While grain producers have publicly accused railroads of showing preference for one type of commodity — namely oil and frack sand — over their own, coal producers haven’t said as much out loud.

Coal revenue on a ton-mile basis is far below that of other commodities. According to data from the Association of American Railroads, coal made up about 40 percent of the tonnage hauled by large railroads in 2013, but only 20 percent of the revenue.

For perspective, crude petroleum was still just a sliver, at 2.2 percent of the weight and 3 percent of revenue.
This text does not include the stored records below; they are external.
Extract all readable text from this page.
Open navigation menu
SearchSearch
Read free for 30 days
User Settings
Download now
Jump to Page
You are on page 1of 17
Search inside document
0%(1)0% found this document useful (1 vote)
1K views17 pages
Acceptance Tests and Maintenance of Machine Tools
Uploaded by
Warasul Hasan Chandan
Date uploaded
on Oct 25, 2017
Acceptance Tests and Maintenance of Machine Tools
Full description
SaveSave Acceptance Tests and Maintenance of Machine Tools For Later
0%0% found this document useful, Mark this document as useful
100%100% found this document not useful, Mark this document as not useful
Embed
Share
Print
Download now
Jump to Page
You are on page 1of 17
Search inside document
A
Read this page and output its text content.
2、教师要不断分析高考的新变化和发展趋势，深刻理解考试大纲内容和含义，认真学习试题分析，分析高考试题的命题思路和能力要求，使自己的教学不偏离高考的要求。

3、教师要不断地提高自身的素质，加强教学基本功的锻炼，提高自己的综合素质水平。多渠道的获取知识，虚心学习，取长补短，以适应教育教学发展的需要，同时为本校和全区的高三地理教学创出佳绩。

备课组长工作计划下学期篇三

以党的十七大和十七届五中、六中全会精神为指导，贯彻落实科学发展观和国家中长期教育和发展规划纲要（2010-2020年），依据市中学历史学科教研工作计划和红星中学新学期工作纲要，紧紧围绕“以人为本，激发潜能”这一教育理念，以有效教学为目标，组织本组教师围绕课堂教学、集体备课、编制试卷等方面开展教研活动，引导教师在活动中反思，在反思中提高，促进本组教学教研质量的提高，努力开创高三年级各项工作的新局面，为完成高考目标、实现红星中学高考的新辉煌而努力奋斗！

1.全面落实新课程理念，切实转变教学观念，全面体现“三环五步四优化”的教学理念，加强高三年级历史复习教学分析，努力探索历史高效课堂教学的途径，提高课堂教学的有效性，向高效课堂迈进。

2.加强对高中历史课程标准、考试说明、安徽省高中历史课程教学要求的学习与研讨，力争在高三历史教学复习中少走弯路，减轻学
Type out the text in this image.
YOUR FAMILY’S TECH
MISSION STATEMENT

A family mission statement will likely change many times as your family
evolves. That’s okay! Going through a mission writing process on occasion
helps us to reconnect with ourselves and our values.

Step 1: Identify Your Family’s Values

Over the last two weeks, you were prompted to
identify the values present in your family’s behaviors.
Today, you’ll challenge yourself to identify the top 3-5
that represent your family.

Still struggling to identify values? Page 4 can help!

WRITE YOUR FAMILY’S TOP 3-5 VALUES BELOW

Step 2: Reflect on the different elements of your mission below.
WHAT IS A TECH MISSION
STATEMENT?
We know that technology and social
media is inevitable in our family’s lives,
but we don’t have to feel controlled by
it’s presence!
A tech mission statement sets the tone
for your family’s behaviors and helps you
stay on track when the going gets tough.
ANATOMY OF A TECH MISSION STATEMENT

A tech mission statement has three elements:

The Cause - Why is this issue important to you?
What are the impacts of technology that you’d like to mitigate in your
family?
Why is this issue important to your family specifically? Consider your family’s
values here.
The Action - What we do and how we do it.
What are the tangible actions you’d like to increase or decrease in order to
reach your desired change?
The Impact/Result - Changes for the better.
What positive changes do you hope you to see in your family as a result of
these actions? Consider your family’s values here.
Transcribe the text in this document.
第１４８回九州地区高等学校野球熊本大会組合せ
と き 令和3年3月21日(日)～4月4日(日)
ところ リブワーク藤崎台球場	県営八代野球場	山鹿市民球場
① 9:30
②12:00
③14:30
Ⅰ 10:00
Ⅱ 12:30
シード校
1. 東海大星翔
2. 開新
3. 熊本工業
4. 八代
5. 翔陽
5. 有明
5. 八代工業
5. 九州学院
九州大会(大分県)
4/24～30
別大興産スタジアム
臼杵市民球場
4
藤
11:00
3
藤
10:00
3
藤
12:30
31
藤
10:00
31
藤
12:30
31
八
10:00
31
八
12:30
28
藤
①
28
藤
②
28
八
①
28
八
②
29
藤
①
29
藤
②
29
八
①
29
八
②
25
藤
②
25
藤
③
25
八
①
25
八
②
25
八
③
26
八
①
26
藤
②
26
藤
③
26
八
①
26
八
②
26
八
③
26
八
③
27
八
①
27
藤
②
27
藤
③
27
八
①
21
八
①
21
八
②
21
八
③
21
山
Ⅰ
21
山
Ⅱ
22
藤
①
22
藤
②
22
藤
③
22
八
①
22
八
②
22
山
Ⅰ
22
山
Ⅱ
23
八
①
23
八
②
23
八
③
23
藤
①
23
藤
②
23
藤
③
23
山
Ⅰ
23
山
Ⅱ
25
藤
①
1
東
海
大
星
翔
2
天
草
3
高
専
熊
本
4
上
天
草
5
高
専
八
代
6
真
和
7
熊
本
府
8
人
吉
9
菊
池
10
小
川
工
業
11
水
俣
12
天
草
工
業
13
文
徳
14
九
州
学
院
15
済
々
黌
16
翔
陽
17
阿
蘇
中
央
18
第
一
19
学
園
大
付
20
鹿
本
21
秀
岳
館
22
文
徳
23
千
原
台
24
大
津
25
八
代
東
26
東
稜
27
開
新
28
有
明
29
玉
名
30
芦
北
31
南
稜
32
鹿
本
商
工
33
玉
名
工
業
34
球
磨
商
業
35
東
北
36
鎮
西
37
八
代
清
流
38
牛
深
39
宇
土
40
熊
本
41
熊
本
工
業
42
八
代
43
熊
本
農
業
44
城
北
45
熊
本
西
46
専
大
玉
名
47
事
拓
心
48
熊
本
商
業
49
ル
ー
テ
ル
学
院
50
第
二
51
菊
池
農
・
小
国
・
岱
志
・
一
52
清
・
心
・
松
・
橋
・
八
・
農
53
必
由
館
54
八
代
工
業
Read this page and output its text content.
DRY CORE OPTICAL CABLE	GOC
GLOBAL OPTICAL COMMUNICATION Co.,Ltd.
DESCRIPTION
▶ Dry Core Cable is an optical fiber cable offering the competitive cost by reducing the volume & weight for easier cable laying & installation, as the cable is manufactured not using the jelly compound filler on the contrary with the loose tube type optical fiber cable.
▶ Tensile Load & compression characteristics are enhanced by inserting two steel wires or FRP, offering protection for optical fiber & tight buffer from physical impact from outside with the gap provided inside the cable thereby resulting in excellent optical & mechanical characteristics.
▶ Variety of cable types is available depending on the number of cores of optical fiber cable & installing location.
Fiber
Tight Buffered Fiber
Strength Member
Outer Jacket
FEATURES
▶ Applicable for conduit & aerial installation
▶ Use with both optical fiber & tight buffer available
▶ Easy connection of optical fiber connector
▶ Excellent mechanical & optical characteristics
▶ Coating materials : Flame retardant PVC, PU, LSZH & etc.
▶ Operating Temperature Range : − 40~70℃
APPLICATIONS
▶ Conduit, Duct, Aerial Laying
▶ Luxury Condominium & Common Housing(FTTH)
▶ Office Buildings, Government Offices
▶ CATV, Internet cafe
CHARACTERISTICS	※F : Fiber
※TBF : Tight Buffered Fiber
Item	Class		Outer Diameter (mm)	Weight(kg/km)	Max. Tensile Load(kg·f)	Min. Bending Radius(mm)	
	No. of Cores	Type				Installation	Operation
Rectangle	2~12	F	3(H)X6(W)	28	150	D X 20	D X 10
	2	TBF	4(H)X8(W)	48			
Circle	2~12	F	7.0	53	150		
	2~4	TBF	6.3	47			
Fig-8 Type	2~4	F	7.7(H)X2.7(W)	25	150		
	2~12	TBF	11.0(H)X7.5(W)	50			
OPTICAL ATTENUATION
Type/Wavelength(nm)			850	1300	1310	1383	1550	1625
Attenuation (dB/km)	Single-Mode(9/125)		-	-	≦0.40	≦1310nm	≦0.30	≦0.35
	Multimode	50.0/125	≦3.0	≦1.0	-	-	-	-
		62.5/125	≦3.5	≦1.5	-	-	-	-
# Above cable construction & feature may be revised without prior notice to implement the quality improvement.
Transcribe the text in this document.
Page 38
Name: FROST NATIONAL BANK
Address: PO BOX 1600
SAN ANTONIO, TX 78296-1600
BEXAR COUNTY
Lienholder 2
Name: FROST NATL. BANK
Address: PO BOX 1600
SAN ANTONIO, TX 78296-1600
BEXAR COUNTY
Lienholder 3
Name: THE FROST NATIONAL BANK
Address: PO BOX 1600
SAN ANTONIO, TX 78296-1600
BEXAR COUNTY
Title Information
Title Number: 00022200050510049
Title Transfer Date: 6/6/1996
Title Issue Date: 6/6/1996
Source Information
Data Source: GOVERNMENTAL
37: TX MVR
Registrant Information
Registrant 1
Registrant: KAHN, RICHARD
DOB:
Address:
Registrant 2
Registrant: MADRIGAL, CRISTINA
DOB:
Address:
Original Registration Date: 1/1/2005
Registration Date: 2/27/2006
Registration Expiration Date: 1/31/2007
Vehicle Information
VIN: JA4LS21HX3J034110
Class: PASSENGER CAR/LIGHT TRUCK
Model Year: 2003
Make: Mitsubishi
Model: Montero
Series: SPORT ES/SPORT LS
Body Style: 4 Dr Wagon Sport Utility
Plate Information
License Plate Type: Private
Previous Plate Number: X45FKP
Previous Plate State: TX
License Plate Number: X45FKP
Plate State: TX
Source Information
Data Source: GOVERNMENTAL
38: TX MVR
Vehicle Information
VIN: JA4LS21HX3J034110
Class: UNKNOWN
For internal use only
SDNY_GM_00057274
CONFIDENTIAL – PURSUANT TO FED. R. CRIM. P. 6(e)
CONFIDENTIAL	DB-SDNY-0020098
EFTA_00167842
But that share is growing.

The question that railroads are struggling with today is whether the coal decline has hit its bottom.

At Norfolk Southern, coal made up 84 percent of the revenue from the company’s energy portfolio in 2010. By the first half of this year, it was down to 64 percent, with crude oil, natural gas liquids and materials needed for the development of the Marcellus and Utica shale plays picking up the slack.

CSX president and CEO Michael Ward wrote in a letter to the Surface Transportation Board earlier this month that his company was scrambling to deal with the harsh winter’s impact on coal demand.

“Following three years of transition in the domestic coal market, the extreme winter conditions forced utilities to draw down their coal inventories, revitalizing the domestic coal market in the first half of the year,” he wrote.

Domestic coal shipments grew 7 percent in the first quarter and 15 percent in the second.

“CSX expects growth to continue in the double-digit range,” Mr. Ward said.

As a result, the Florida-based railroad pulled about 5,000 rail cars out of storage and is buying new engines and locomotives, while rehabilitating old coal gondolas for service.

But coal will again have to share the stage, and the capital investment, with oil and gas where “further growth is expected as the economics of hydraulic fracturing continue to support expansion,” Mr. Ward said.